Öyle yapsaydık, fileleri havalandırıp, reklam panolarının üzerinden ağır çekim atlayıp, gidip eski açığın tellerine tırmanamazdık. Uzgörü, soğukkanlılık, kısıtlı kaynakların etkin kullanımı, öngörülebilirlik, akılcılık deyince onun tribün ekmeği yenemiyor. Ha, yok amaç UMH’nin İçişleri Bakanı Fethi Başağa üzerinden Suriye’de ve Mısır’da zorlansa da iktidara getirilemeyen, iktidara getirilse de Mursi, koltuğunda tutulamayan Müslüman Kardeşler’i Libya’da dümene geçirmekse o zaman Davutoğlu’na neden yol verildi, bitsin gayrı bu ayrılık çağrılsın yeniden göreve! Libya’da siyasal çözüm üç parçalı olacaksa Trablusgarp-Barka-Fizan (firenkçesiyle “Tripolitania-Cyrenaica- Fezzan”), Irak’ı Suriye’yi, Kıbrıs’ı kaç parçalı yapayım abime? Az Suvakin adası bırakıyorum, üzerine Mogadişu’da muazzam üs vereceğim.
Oyunu bozuyoruz. Kuşatmayı yarıyoruz. Kafamız hep, “atalım ceketleri, çıkalım dışarı, aslanlar gibi kapışalım” kafası. O eski “şerefli beraberliklerle” yetinen Türkiye yok artık, ver mehteri. Ama şunu unutuyoruz malûm “büyük maçlarda sakin kalan kazanır”. Üstelik oyunu biz kurabiliyor muyuz? Oyun kurmaktan anlaşılan Bayrampaşa gömeyim topa, doldurt-boşalt ise belki. Yok üçgenler, total futbol vs ise hepimize bay bay. Irak’ta muhatap Bağdat, Erbil’i Bahçeli’nin meclisteki (sahi ya bir ara meclis vardı, vakitsiz rahmetli oldu) HDP’yi “flu” görmesi gibi bulanık görüyoruz.
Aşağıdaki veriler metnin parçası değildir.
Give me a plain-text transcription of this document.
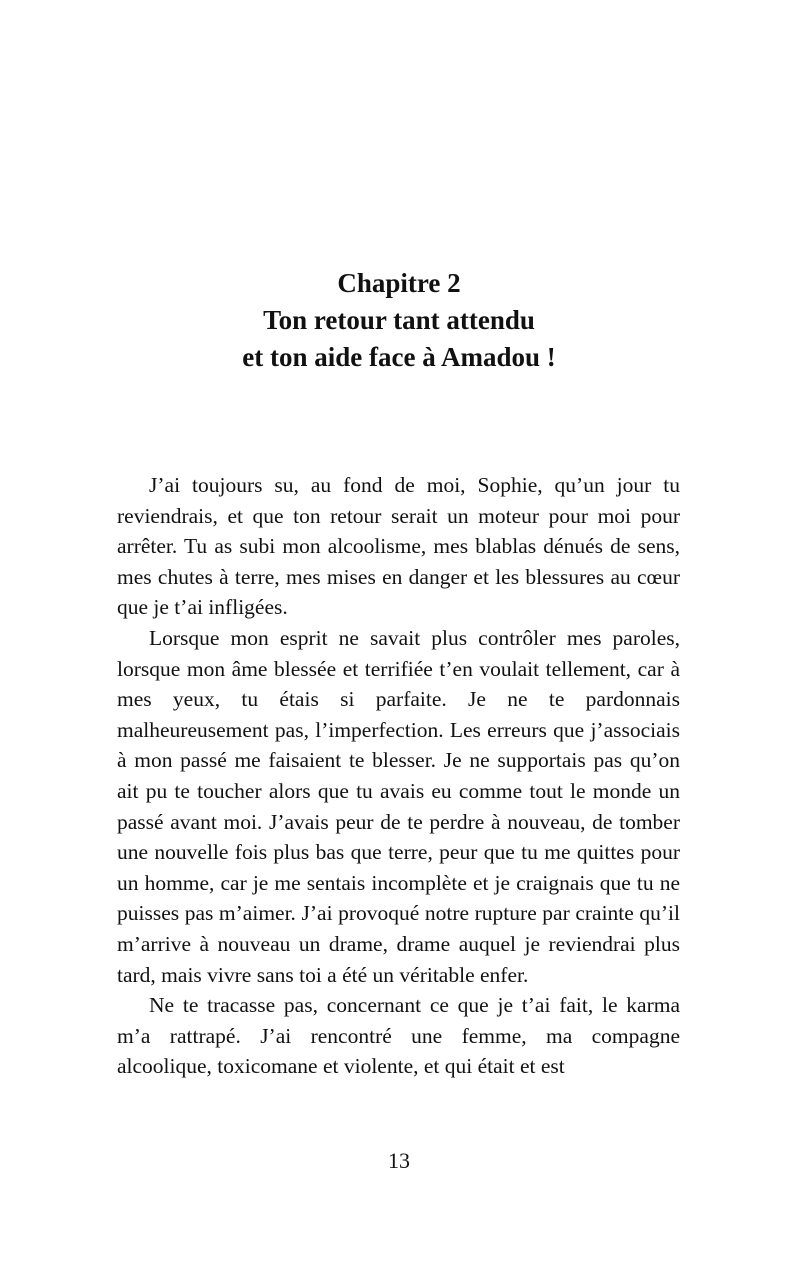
Chapitre 2
Ton retour tant attendu
et ton aide face à Amadou !

J’ai toujours su, au fond de moi, Sophie, qu’un jour tu reviendrais, et que ton retour serait un moteur pour moi pour arrêter. Tu as subi mon alcoolisme, mes blablas dénués de sens, mes chutes à terre, mes mises en danger et les blessures au cœur que je t’ai infligées.

Lorsque mon esprit ne savait plus contrôler mes paroles, lorsque mon âme blessée et terrifiée t’en voulait tellement, car à mes yeux, tu étais si parfaite. Je ne te pardonnais malheureusement pas, l’imperfection. Les erreurs que j’associais à mon passé me faisaient te blesser. Je ne supportais pas qu’on ait pu te toucher alors que tu avais eu comme tout le monde un passé avant moi. J’avais peur de te perdre à nouveau, de tomber une nouvelle fois plus bas que terre, peur que tu me quittes pour un homme, car je me sentais incomplète et je craignais que tu ne puisses pas m’aimer. J’ai provoqué notre rupture par crainte qu’il m’arrive à nouveau un drame, drame auquel je reviendrai plus tard, mais vivre sans toi a été un véritable enfer.

Ne te tracasse pas, concernant ce que je t’ai fait, le karma m’a rattrapé. J’ai rencontré une femme, ma compagne alcoolique, toxicomane et violente, et qui était et est

13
Suriye’de dilimizde ebedi toprak bütünlüğü türküsü, uygulamada “KKTC çıkarır mıyım?” düşü. En doğrusunu Sayın Adana Belediye Başkanı Zeydan Karalar söylemiş: (“Sarı Fırtına” lakaplı Metin Tekin’e benzetildiğini anımsatarak) “Özellikle çok hızlı ve fuleli oluşumu benzetirlerdi. Elbette Metin değildik, olsaydık zaten Beşiktaş’ta oynardık.”. Aynen böyle, uzaktan naçizane çok beğenerek takip ettiğim Sayın Karalar’a katılıyorum. Elbette.